CATANIA – Formare una classe dirigente competente e capace di unire l’impegno civico alla cultura d’impresa. La VII edizione della “Scuola di Formazione per il Bene Comune” prosegue il suo percorso per l’anno 2025/2026. Il progetto punta a creare cittadini consapevoli attraverso lezioni teoriche, testimonianze e workshop interattivi.
Ambiente e diritti: i temi del prossimo incontro
Il nuovo appuntamento si terrà sabato 21 febbraio, alle ore 9.30, presso il Palazzo Platamone di Catania. Al centro del dibattito ci saranno la difesa dell’ambiente, la lotta per i diritti civili e il contrasto a ogni discriminazione. L’incontro analizzerà le sfide sociali contemporanee, valorizzando il ruolo delle nuove generazioni nella costruzione di comunità sostenibili.
Gli esperti a confronto
L’evento ospiterà relatori di grande esperienza:
- Anna Giordano, naturalista WWF e presidente onorario MAN;
- Paolo Patanè, direttore dell’Ente Gestore Sito UNESCO “Val di Noto”;
- Agata Lanteri, presidente della Croce Rossa Italiana di Catania.

L’avvocato Marzia Libro modererà il dibattito, che includerà anche un collegamento esterno con il giornalista Daniele Piervincenzi.

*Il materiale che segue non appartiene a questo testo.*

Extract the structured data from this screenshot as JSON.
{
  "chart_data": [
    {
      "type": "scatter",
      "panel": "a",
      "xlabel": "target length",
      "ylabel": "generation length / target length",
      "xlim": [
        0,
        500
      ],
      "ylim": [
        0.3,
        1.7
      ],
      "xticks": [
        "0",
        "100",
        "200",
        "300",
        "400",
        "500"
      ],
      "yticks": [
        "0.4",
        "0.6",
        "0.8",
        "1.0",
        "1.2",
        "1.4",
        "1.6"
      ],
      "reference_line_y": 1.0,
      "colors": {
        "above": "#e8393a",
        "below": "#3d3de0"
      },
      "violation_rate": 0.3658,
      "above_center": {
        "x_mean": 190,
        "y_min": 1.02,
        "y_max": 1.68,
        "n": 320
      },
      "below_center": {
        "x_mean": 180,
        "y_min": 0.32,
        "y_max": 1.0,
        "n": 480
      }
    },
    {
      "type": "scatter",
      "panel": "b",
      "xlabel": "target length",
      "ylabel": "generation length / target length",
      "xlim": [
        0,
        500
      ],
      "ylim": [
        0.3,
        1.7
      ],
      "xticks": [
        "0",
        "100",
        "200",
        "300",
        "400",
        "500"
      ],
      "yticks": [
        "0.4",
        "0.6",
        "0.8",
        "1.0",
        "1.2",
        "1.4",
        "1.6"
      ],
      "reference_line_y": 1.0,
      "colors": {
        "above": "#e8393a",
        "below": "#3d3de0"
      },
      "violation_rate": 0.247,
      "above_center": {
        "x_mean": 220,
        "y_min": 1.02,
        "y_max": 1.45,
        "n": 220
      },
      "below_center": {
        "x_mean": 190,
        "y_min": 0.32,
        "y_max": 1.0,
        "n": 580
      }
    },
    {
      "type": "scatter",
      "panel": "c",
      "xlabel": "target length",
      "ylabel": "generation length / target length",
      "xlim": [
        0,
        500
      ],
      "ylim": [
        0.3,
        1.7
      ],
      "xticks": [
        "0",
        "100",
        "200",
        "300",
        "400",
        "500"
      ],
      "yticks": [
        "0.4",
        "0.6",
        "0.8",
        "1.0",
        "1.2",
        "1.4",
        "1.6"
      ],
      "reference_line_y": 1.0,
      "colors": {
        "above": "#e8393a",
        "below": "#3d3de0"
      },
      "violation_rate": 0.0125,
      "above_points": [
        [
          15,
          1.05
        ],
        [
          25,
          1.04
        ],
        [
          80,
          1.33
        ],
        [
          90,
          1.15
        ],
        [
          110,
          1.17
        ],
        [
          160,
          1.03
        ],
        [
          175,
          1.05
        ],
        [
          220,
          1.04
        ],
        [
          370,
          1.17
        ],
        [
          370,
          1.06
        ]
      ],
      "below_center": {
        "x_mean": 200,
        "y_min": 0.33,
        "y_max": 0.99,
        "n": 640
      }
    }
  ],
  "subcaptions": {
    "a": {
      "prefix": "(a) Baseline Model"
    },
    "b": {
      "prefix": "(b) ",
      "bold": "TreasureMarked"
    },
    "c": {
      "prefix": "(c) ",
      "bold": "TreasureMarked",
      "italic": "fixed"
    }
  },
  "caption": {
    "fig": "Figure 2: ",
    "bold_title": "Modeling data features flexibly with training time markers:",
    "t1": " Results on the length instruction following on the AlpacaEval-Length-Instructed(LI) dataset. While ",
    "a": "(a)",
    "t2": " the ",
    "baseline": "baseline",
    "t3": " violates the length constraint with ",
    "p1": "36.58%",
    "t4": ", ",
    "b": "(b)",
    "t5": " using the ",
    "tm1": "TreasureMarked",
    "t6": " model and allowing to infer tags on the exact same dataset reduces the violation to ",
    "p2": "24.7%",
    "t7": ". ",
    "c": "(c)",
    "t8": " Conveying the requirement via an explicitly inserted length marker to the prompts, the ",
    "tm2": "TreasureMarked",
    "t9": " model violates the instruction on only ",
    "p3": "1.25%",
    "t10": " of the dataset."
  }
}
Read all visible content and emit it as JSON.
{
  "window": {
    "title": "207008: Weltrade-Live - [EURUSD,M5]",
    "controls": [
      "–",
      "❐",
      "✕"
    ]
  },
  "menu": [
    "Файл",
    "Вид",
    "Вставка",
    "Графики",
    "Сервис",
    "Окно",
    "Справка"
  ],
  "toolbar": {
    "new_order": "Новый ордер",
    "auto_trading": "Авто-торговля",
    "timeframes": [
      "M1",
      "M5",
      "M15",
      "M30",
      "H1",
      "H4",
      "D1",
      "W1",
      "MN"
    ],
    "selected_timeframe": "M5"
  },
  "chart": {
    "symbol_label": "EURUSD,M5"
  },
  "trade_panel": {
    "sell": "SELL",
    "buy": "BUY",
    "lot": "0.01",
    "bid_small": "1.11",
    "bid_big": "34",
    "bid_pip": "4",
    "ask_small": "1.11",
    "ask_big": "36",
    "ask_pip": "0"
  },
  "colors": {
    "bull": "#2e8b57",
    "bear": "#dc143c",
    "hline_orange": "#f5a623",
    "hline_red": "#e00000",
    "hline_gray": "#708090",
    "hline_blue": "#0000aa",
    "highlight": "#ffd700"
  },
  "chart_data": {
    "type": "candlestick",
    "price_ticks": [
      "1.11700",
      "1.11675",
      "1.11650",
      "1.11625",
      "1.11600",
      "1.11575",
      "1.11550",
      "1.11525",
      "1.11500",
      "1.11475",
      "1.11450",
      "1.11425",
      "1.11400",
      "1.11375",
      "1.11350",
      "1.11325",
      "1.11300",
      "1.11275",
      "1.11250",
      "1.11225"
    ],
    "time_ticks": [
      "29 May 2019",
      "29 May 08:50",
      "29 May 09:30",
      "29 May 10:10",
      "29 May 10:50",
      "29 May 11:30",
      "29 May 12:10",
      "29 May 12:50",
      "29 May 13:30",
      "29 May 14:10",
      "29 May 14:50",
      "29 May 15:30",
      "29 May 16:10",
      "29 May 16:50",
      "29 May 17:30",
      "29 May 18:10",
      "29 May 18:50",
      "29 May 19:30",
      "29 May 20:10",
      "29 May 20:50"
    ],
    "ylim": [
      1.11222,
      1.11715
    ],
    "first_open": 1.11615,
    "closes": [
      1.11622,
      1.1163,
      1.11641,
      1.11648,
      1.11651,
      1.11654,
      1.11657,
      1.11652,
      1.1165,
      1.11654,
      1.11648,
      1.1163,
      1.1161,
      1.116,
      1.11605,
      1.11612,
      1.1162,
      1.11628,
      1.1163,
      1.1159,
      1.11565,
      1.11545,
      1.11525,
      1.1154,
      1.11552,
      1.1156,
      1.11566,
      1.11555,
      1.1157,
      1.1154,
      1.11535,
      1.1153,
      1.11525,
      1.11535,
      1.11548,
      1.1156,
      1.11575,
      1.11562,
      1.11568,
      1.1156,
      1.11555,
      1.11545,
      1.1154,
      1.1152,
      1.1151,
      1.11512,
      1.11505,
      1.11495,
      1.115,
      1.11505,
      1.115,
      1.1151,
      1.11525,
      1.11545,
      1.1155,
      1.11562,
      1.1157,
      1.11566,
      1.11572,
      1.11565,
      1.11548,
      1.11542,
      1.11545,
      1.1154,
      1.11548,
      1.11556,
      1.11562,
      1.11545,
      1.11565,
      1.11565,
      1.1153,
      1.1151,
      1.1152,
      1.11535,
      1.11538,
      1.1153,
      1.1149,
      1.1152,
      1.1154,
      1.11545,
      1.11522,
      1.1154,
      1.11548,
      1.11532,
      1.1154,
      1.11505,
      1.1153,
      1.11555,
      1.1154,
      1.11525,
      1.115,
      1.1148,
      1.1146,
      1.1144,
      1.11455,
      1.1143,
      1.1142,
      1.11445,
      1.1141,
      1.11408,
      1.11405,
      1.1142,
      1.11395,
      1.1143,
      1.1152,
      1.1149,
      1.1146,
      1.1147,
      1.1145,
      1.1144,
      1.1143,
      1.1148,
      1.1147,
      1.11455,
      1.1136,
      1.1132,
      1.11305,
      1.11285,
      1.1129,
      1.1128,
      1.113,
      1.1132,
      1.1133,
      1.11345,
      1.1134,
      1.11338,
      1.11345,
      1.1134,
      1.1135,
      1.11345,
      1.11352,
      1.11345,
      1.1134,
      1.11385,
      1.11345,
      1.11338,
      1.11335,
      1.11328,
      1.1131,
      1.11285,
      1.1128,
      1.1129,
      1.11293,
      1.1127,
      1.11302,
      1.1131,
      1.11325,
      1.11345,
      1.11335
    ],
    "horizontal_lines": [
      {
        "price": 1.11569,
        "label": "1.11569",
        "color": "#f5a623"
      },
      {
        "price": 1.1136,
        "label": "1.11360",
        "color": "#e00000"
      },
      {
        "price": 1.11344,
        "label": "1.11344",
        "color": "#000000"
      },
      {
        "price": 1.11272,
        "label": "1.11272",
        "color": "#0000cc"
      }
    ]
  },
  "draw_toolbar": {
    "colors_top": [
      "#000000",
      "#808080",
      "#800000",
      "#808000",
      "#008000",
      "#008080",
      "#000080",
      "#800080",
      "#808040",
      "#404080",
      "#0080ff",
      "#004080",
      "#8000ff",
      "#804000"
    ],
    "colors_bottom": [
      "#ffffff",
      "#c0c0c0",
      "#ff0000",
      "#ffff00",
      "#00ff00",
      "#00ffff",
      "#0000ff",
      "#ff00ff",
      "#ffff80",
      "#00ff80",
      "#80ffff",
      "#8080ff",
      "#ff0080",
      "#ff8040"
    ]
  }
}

Un laboratorio per il futuro
La Scuola rappresenta un laboratorio permanente di cittadinanza attiva. Il percorso si rivolge a studenti, professionisti e aspiranti amministratori che desiderano rafforzare il proprio senso civico. Attraverso la conoscenza e la partecipazione, l’iniziativa prepara una leadership capace di affrontare con responsabilità le sfide del nostro tempo.